Schon seit langer Zeit spielten diese zwei Kirchenratsmitglieder ein doppeltes Spiel, waren sich aber darüber im klaren, als Verräter nicht nur das eigene Volk, sondern auch die Nutznießer ihrer Machenschaften anzuwidern.

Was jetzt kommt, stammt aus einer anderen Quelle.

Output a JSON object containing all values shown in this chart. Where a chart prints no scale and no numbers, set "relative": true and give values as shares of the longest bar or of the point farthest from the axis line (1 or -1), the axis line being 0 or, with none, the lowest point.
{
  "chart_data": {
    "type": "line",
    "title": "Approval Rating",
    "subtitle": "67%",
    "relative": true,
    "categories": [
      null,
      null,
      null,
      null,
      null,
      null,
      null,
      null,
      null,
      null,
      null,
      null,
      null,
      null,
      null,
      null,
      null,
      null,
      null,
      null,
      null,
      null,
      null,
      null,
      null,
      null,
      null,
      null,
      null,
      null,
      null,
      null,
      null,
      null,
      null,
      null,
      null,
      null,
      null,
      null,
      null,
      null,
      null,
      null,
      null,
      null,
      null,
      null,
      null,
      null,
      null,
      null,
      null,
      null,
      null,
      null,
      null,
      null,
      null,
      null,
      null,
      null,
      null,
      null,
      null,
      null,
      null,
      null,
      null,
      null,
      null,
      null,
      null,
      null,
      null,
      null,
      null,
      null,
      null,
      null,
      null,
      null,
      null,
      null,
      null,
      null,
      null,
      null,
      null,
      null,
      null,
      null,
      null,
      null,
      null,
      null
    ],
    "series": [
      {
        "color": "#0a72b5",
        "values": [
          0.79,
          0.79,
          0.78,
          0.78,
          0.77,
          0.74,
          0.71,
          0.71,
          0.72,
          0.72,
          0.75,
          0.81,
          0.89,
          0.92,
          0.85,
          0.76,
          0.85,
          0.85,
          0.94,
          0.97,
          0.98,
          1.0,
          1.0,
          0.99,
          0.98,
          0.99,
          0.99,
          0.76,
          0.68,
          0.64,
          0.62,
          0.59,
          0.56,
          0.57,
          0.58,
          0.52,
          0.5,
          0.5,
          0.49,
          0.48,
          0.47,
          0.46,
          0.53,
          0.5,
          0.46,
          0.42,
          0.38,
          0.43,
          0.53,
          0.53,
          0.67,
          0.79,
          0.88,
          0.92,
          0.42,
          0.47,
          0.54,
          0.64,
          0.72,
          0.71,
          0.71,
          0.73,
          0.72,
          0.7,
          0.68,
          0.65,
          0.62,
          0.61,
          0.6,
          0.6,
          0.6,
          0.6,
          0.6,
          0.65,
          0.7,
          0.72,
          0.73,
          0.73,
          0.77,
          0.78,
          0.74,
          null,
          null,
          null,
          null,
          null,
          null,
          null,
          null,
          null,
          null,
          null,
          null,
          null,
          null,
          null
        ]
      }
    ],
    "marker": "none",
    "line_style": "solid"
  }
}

Die Zerstörung einer Kapelle

Inmitten eines großen Waldgebietes zwischen Kuršėnai und Žarėnai-Latveliai be­fand sich eine Kapelle in den Ausmaßen von 8x5 Metern. Darum herum standen ungefähr 500 steinerne, hölzerne und eiserne Kreuze. Die meisten waren Votivga-ben für Krankheiten und andere Anlässe. Dieser Platz war den Menschen heilig. Einer 50 m weiter gelegenen Quelle sagte man Wunder nach. In der Gnadenkapel­le hing das Bild der Mutter Gottes von der immerwährenden Hilfe. Dieses Gna­denbild wurde schon vor dem Krieg von Tausenden von Gläubigen am Himmel­fahrtstag aufgesucht.

Durch Spenden der Gläubigen war eine Renovierung der Kapelle in den letzten Jahren ermöglicht worden. Außerdem war ein sehr schöner gotischer Altar ge­stiftet worden und Decken und Wände wurden gestrichen. Auch der Fußboden wurde neu verlegt.

Aušra (Die Dämmerung), Nr. 19, 20 
Perspektyvos (Perspektiven), Nr. 17, 18, 19
Rūpintojėlis (Der leidende Christ), Nr. 13

Bulletin der Chronik der Litauischen Katholischen Kirche

Gegenwärtig verstärkt das KGB seine Repressalien bei der Aufspürung der Unter­grundpresse. Trotz erschwerter Bedingungen wird jeder Versuch unternommen, die Chronik auch weiterhin zu veröffentlichen. Wir bitten unsere Leser um Unter­stützung bei der Veröffentlichung und Verbreitung.

Berichtigung

Die Chronik der Litauischen Katholischen Kirche berichtet, daß am 3. August 1979 Vater Antanas Jokūbauskas neun Stunden lang von dem Sicherheitspolizei­chef Astrauskas »belehrt« wurde. Sein richtiger Name ist: Astromskas.